So, remember all that Nietzsche stuff about “shame culture’ and “guilt culture”? It’s time to get back on the philosophy horse, because it explains so much.
Last week on Twitter I linked to an interesting piece of research from the University of Maryland and Harvard University. The project looked at how someone was judged following a well publicized transgression. Somewhat to the surprise of the researchers, a person who had a reputation for doing good work was not given any slack. Indeed, he was probably treated more harshly than someone with no public profile at all. The key to escaping blame for transgressions, it appears, is presenting yourself as a victim.
Now we should know this. We see it every day in the blogosphere. That’s why we keep getting the unedifying spectacle of straight white male Christian conservatives complaining about how horribly they are being discriminated against. Everyone understands that if you can present yourself as a victim then people will feel sorry for you. But what exactly is happening here?
On Friday I had one of those light bulb moments. The whole victim politics thing is driven by confusion between shame culture and guilt culture. I can’t speak for people from other cultures, but those of us with a Western European ancestry (and that includes you, white America) have a history that mixes the two ideas. Back in ancient times we tended to blame “the Gods” for our misfortunes. Then the people who ran Christianity twigged that they would have a very good means of social control if they switched to a system in which misfortune was a divine punishment for sin, so we got deep into guilt culture. Now we are working our way out of it, but subconsciously we still make decisions as to which system to apply.
So if we see a high profile, competent person accused of some transgression we recognize that person as responsible for his own actions and we apply guilt culture rules. If, on the other hand, that person can somehow present himself as a victim of circumstances rather than responsible and empowered, then shame culture applies and we are more likely to forgive.
It isn’t always clear cut, of course. A woman who is attacked will generally be seen as a victim, unless she was sexually assaulted in which case the whole thing suddenly becomes her fault. That’s because men like to see themselves as the victims of women’s sexual attractiveness, and other women can be jealous of anyone more attractive than they are.
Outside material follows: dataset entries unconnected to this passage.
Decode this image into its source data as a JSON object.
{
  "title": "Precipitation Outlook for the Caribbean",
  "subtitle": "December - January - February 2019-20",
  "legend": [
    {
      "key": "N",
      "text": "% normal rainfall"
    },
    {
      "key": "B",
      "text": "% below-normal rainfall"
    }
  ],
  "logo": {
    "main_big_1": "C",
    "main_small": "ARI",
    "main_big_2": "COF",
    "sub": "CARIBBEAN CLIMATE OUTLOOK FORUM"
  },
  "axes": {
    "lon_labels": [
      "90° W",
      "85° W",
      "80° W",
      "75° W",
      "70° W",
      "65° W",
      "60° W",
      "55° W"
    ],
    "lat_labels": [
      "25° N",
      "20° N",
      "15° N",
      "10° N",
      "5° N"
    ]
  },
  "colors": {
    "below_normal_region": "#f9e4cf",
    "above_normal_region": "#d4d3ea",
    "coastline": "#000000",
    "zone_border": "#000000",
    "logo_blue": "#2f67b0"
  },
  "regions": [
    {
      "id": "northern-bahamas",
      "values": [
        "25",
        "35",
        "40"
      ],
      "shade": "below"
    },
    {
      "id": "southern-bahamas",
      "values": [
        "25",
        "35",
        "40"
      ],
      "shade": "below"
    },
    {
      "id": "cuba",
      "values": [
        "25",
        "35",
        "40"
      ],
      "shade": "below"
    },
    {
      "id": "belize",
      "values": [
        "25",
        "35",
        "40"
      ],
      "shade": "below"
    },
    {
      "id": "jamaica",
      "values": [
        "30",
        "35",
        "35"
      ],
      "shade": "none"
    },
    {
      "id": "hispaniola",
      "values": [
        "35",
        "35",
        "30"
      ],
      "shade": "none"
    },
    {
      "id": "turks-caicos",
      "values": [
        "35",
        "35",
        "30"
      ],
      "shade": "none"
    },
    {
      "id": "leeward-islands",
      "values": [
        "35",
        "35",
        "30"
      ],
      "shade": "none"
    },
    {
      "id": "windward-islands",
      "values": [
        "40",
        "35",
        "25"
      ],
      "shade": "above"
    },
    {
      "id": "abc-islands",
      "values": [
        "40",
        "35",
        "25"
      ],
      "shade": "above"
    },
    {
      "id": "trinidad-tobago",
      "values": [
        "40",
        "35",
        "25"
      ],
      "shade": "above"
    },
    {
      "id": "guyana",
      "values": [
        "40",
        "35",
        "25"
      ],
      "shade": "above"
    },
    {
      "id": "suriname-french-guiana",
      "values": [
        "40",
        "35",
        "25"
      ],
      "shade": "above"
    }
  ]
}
It doesn’t help, of course, that we are all victims in our own minds. But where others are concerned it seems that we tend to make snap judgments based on the perceived status and power of the transgressor, not on the circumstances of the case.
And on Saturday it occurred to me, while listening to Paul McAuley talk about the social systems he devised for the outer planet colonies in The Quiet War, that this whole thing is a fatal flaw in kudos-based societies.
Kudos, or Whuffie as Cory Doctorow termed it, is the idea that status and wealth in a society should be based on what you do, not on how much money you have. It is an idea that occurs a lot in science fiction, and to appeals strongly to engineers and the like. I have always felt it was a really bad idea because a system that bases wealth on how well liked you are would soon be taken over by people with lots of charisma and skill at social manipulation. If you don’t believe me, check out Sunday’s Dilbert cartoon for proof.
However, the things I have been talking about above blow an even bigger hole in the idea of a Kudos-based society, because what the research is telling us is that the more Kudos you have, the more vulnerable you are to losing everything. In a money-based society, if you are caught doing something bad, at least you still have your money (especially if you can afford good lawyers). But in a reputation-based economy, the greater your “wealth”, the more you will lose if you transgress. There are, of course, certain advantages to this from the point of view of equality, but it would make the system very unstable and, I think, would result in a lot of people devoting an awful lot of time to finding ways of bringing down high status folk, much as tabloid newspapers do today.
Of course no method of social organization is perfect, and money-based societies have plenty of problems of their own. But while we are still monkeys and tend to have this knee-jerk negative view of anyone who appears competent I suspect that Kudos-based societies are doomed to failure.